I won’t be home for Christmas

We had a lovely “Thanksgiving weekend” here in Vienna.  We ate excellently, we went ice skating, we visited Christmas markets, we spent time with friends, we Skyped with our family at home, we even got to sleep in a little.  It was really lovely, and I feel like we made the most out of our self-created long weekend to enjoy ourselves and be thankful for what we have.

But I really missed being home.  I missed the family gathering.  I missed visiting with everyone.  I missed it all.  I really wished we were there.  I was kicking myself for not planning a trip home for Thanksgiving.  And I’m also kicking myself for not planning a trip home for Christmas.
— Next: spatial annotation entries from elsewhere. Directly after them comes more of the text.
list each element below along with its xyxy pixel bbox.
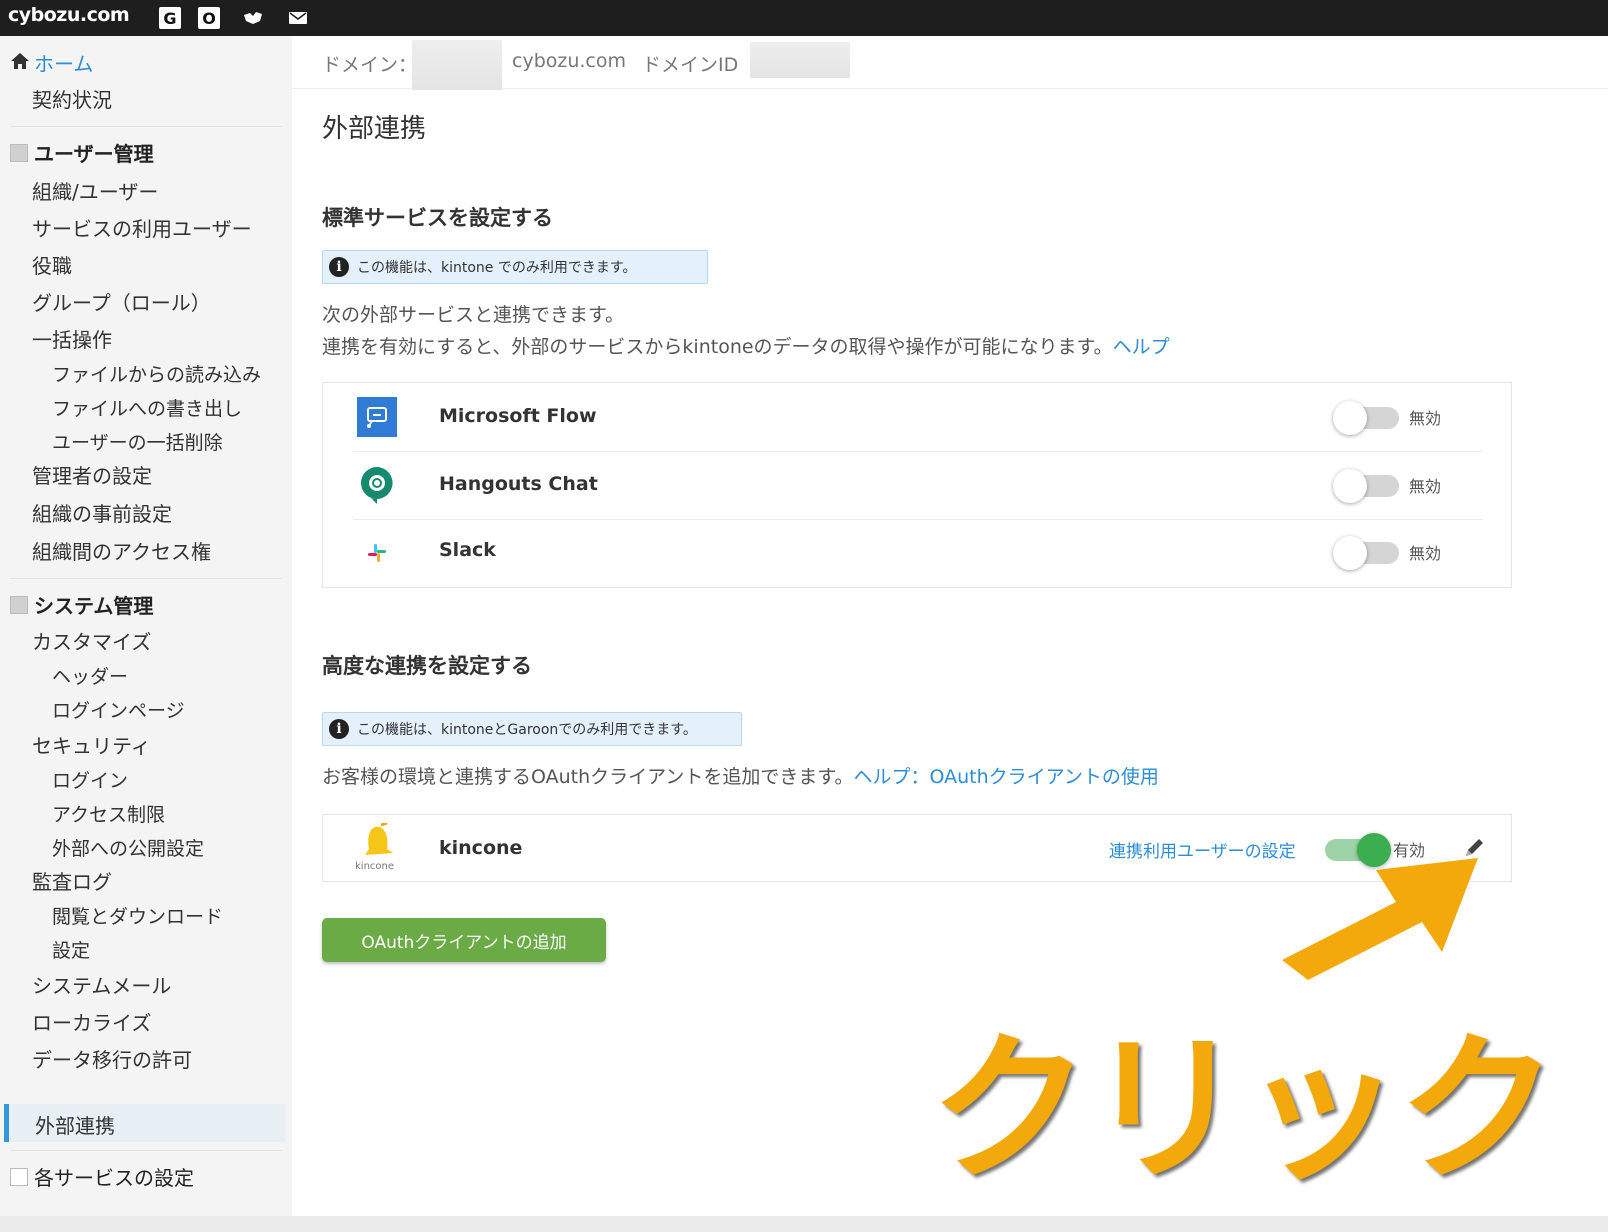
domain-label: ドメイン： [322,54,418,76]
standard-desc-1: 次の外部サービスと連携できます。 [322,304,625,326]
service-status: 無効 [1409,477,1442,496]
domain-id-label: ドメインID [642,54,739,76]
service-row-hangouts-chat: Hangouts Chat 無効 [323,451,1511,519]
sidebar: ホーム 契約状況 ユーザー管理 組織/ユーザー サービスの利用ユーザー 役職 グ… [0,36,292,1216]
brand-logo[interactable]: cybozu.com [8,4,130,26]
bottom-strip [0,1216,1608,1232]
service-status: 無効 [1409,544,1442,563]
click-annotation: クリック [928,1014,1560,1205]
add-oauth-client-button[interactable]: OAuthクライアントの追加 [322,918,606,962]
sidebar-divider [10,126,282,127]
standard-desc-2: 連携を有効にすると、外部のサービスからkintoneのデータの取得や操作が可能に… [322,336,1170,358]
sidebar-item-data-migration[interactable]: データ移行の許可 [32,1044,192,1073]
help-link[interactable]: ヘルプ [1113,336,1170,358]
sidebar-section-user-management: ユーザー管理 [10,138,154,167]
sidebar-item-titles[interactable]: 役職 [32,250,72,279]
masked-domain [412,40,502,90]
microsoft-flow-toggle[interactable] [1333,401,1399,435]
kincone-logo-text: kincone [355,861,395,872]
sidebar-item-bulk-ops[interactable]: 一括操作 [32,324,112,353]
masked-domain-id [750,42,850,78]
sidebar-item-groups[interactable]: グループ（ロール） [32,287,211,316]
page-title: 外部連携 [322,114,427,144]
user-icon [10,143,28,162]
home-icon [10,51,30,75]
advanced-heading: 高度な連携を設定する [322,654,532,678]
service-row-microsoft-flow: Microsoft Flow 無効 [323,383,1511,451]
sidebar-item-security[interactable]: セキュリティ [32,730,151,759]
sidebar-item-login[interactable]: ログイン [52,766,128,793]
user-settings-link[interactable]: 連携利用ユーザーの設定 [1109,837,1296,862]
advanced-desc: お客様の環境と連携するOAuthクライアントを追加できます。ヘルプ：OAuthク… [322,766,1159,788]
grid-icon [10,1167,28,1186]
standard-services-heading: 標準サービスを設定する [322,206,553,230]
oauth-help-link[interactable]: ヘルプ：OAuthクライアントの使用 [854,766,1159,788]
sidebar-divider [10,578,282,579]
sidebar-item-bulk-delete[interactable]: ユーザーの一括削除 [52,428,223,455]
sidebar-item-login-page[interactable]: ログインページ [52,696,185,723]
service-name: Hangouts Chat [439,473,598,495]
gear-icon [10,595,28,614]
info-icon: i [329,719,349,739]
service-name: Microsoft Flow [439,405,597,427]
sidebar-item-view-download[interactable]: 閲覧とダウンロード [52,902,223,929]
domain-bar: ドメイン： cybozu.com ドメインID [292,36,1608,90]
client-name: kincone [439,837,523,859]
top-bar: cybozu.com G O [0,0,1608,36]
standard-services-card: Microsoft Flow 無効 Hangouts Chat 無効 Slack… [322,382,1512,588]
sidebar-item-org-presettings[interactable]: 組織の事前設定 [32,498,172,527]
sidebar-item-customize[interactable]: カスタマイズ [32,626,151,655]
mail-icon[interactable] [287,7,309,29]
mailwise-icon[interactable] [242,7,264,29]
sidebar-item-label: 外部連携 [35,1114,115,1138]
sidebar-item-contract[interactable]: 契約状況 [32,84,112,113]
sidebar-item-service-settings[interactable]: 各サービスの設定 [10,1162,194,1191]
domain-suffix: cybozu.com [512,50,627,72]
sidebar-item-public-settings[interactable]: 外部への公開設定 [52,834,204,861]
service-status: 無効 [1409,409,1442,428]
sidebar-item-service-users[interactable]: サービスの利用ユーザー [32,213,252,242]
sidebar-item-export-file[interactable]: ファイルへの書き出し [52,394,242,421]
info-icon: i [329,257,349,277]
sidebar-item-external-integration[interactable]: 外部連携 [4,1104,286,1142]
sidebar-item-audit-settings[interactable]: 設定 [52,936,90,963]
advanced-info-note: i この機能は、kintoneとGaroonでのみ利用できます。 [322,712,742,746]
sidebar-item-home[interactable]: ホーム [10,48,93,77]
service-name: Slack [439,539,496,561]
annotation-arrow-icon [1282,858,1478,980]
sidebar-item-import-file[interactable]: ファイルからの読み込み [52,360,261,387]
sidebar-divider [10,1150,282,1151]
hangouts-chat-toggle[interactable] [1333,469,1399,503]
sidebar-item-admins[interactable]: 管理者の設定 [32,460,152,489]
sidebar-item-access-restriction[interactable]: アクセス制限 [52,800,165,827]
kincone-logo: kincone [355,821,403,875]
sidebar-item-audit-log[interactable]: 監査ログ [32,866,112,895]
office-button[interactable]: O [198,7,220,29]
sidebar-item-system-mail[interactable]: システムメール [32,970,171,999]
standard-info-note: i この機能は、kintone でのみ利用できます。 [322,250,708,284]
service-row-slack: Slack 無効 [323,519,1511,587]
slack-icon [365,541,389,565]
slack-toggle[interactable] [1333,536,1399,570]
microsoft-flow-icon [357,397,397,437]
sidebar-item-org-users[interactable]: 組織/ユーザー [32,176,158,205]
sidebar-item-inter-org-access[interactable]: 組織間のアクセス権 [32,536,211,565]
hangouts-chat-icon [359,465,395,505]
garoon-button[interactable]: G [159,7,181,29]
sidebar-section-system-management: システム管理 [10,590,153,619]
sidebar-item-localize[interactable]: ローカライズ [32,1007,151,1036]
sidebar-item-header[interactable]: ヘッダー [52,662,128,689]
Because even though last year I decided I wanted, more than anything, to be with my family for Christmas this year, I didn’t make it happen.  Part of the decision was financial (it just isn’t in our budget right now) and part of it was practical (Christmases in Vienna are fleeting and temporary, so we want to soak them in while we can).  And although those are both really good reasons, I’ve spent a fair bit of time over the past few days wishing I could make it work to go home for the holidays, or at least visit sometime over the next month.

It’s so true — the holidays aren’t really about the food or the gifts or the setting.  They’re about the people you share the moments and the memories with.  We’re having some amazing moments and building wonderful memories here, but I really wish our holidays were being spent with even more of the people we love the most.